Giovedì, al Milano Santagiulia Ice Hockey Arena, gli Stati Uniti – che hanno segnato 31 reti subendone soltanto una – affronteranno in finale la vincente della semifinale tra Canada e Svizzera. La Svezia giocherà invece per il bronzo contro la perdente. Gli USA vantano due ori olimpici (1998 e 2018), mentre il Canada è il campione in carica.

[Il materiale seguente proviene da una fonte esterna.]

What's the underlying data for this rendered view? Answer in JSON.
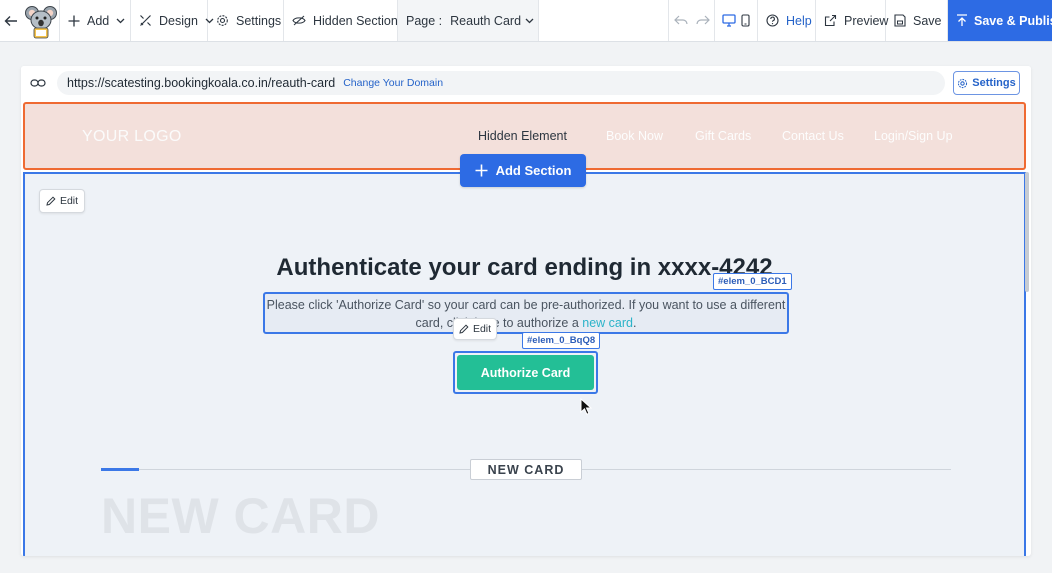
{
  "toolbar": {
    "add_label": "Add",
    "design_label": "Design",
    "settings_label": "Settings",
    "hidden_sections_label": "Hidden Sections",
    "page_prefix": "Page :",
    "page_name": "Reauth Card",
    "help_label": "Help",
    "preview_label": "Preview",
    "save_label": "Save",
    "publish_label": "Save & Publish"
  },
  "browser": {
    "url": "https://scatesting.bookingkoala.co.in/reauth-card",
    "change_domain_label": "Change Your Domain",
    "settings_label": "Settings"
  },
  "header": {
    "logo_text": "YOUR LOGO",
    "nav_items": [
      "Hidden Element",
      "Book Now",
      "Gift Cards",
      "Contact Us",
      "Login/Sign Up"
    ],
    "add_section_label": "Add Section"
  },
  "main": {
    "edit_label": "Edit",
    "heading": "Authenticate your card ending in xxxx-4242",
    "elem_tag_1": "#elem_0_BCD1",
    "paragraph_line1": "Please click 'Authorize Card' so your card can be pre-authorized. If you want to use a different",
    "paragraph_line2_pre": "card, click here to authorize a",
    "paragraph_link": "new card",
    "paragraph_line2_post": ".",
    "edit_label_2": "Edit",
    "elem_tag_2": "#elem_0_BqQ8",
    "authorize_button": "Authorize Card",
    "new_card_label": "NEW CARD",
    "new_card_watermark": "NEW CARD"
  },
  "colors": {
    "accent": "#2d6be4",
    "authorize": "#23bf96",
    "header_highlight": "#ef6a32",
    "selection": "#3b78e7"
  }
}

Come il Canada nel 2006 e nel 2010, le americane hanno ora la possibilità di vincere un “oro perfetto”: in questi Giochi non sono mai state in svantaggio né si sono trovate in parità dopo lo 0-0 iniziale.
Dominio americano
Protagonista Abbey Murphy, autrice di un gol e un assist. A segno anche Cayla Barnes, Taylor Heise, Kendall Coyne Schofield e Hayley Scamurra, mentre Hanna Bilka ha contribuito con due assist.
La squadra allenata da John Wroblewski ha ottenuto il quinto shutout consecutivo, stabilendo un nuovo record olimpico con 331 minuti e 23 secondi senza subire gol. L’ultima rete incassata risale alla partita inaugurale contro la Cechia, segnata da Barbora Jurickova.
Il conto dei tiri ha premiato le americane per 34-23. Il portiere Aerin Frankel (Boston Fleet) ha ottenuto il suo terzo shutout del torneo, nuovo record olimpico in una singola edizione. La titolare svedese Ebba Svensson Traff (Linkoping) è stata sostituita nel secondo periodo da Emma Soderberg dopo aver concesso quattro reti.

La partita
Barnes ha sbloccato il punteggio al 5:09 del primo periodo. Nel secondo tempo è arrivata l’ondata decisiva: Heise ha firmato il 2-0 al 9:09, Murphy ha calato il tris al 15:12 con una conclusione di altissimo livello, e meno di un minuto dopo Coyne ha deviato in rete un tiro dalla distanza. Scamurra ha completato il pokerissimo al 17:59.
La Svezia, priva della talentuosa Jenna Raunio, ha provato a reagire con alcune buone occasioni, ma non è mai riuscita a scalfire la solidità difensiva statunitense. Nel terzo periodo, a basso ritmo, le americane hanno gestito con maturità il vantaggio.